As part of the requirements for the annual certification, Treas. Reg. §1.42-5(c)(1)(ix) states, “If a low-income unit in the project became vacant during the year, that reasonable attempts were or are being made to rent that unit or the next available unit of comparable or smaller size to tenants having a qualifying income before any units in the project were or will be rented to tenants not having a qualifying income.”
As long as reasonable attempts are being made to rent to qualified low-income households *before renting units to nonqualifying tenants,* vacant LIHC units will continue to be included as qualified low-income units for purposes of determining the minimum set-aside (IRC §42(g)(1)) and calculating the applicable fraction (IRC §42(c)(1)(B)). What constitutes reasonable attempts to rent a vacant unit is based on facts and circumstances, and may differ from project to project depending on factors such as the size and location of the project, tenant turnover rates, and market conditions. Also, the different advertising methods that are accessible to owners and prospective tenants would affect what would be considered reasonable.
Available Low-Income Unit Defined
The definition of an available low-income unit for purposes of the Vacant Unit Rule is the same as used for the Available Unit Rule. Treas. Reg. §1.42-15(c) states that a unit is not available when the unit is no longer available for rent due to contractual arrangements that are binding under local law. See Rev. Rul. 2004-82, Q&A #10.

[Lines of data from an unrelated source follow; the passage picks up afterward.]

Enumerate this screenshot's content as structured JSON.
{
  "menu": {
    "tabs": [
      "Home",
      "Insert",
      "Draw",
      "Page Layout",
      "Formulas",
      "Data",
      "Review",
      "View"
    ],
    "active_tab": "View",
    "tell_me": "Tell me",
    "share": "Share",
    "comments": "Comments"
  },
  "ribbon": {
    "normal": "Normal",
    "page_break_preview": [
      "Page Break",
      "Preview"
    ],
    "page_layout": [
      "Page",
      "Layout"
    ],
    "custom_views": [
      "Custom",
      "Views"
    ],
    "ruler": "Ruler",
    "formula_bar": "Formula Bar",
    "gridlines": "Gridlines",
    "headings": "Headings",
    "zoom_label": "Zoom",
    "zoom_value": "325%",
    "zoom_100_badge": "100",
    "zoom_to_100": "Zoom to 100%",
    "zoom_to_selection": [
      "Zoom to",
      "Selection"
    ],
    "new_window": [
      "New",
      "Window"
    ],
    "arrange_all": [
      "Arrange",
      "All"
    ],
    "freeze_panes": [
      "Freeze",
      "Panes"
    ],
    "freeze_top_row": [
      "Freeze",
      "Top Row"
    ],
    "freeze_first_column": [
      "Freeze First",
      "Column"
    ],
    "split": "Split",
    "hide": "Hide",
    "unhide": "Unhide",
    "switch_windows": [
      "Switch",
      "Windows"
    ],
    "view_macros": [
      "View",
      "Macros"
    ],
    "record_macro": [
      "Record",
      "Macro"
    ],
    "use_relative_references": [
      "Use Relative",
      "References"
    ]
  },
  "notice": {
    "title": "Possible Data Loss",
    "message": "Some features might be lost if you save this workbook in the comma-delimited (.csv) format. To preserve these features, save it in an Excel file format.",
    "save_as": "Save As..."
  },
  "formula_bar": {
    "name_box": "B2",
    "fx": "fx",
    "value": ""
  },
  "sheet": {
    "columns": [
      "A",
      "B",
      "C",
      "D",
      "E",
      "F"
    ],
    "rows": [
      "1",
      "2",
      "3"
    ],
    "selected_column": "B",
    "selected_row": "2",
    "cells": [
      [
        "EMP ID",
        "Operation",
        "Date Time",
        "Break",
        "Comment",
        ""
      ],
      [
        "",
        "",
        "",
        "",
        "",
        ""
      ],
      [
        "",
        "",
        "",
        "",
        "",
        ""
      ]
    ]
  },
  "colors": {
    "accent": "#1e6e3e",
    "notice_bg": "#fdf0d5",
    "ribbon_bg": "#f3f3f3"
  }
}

The definition of a comparable or smaller unit for purposes of the Vacant Unit Rule is the same as used for the Available Unit Rule; i.e., a residential unit that is comparably sized or smaller than the vacated unit. For deep rent skewed projects described in IRC §142(d)(4)(B), any low-income unit is considered a comparable unit. For purposes of determining whether a residential unit is comparably sized, a comparable unit must be measured by the same method used to determine qualified basis for the credit year in which the comparable unit became available. See Treas. Reg. §1.42-15(a). *Since a comparable unit may need to be identified before the end of the year when the qualified basis is determined, an owner may consider a residential unit with *the same number of bedrooms (or fewer)*and *comparable* amenities to be a comparable unit.*
Rev. Rul. 2004-82, Q&A #9, 2004-2 C.B. 350.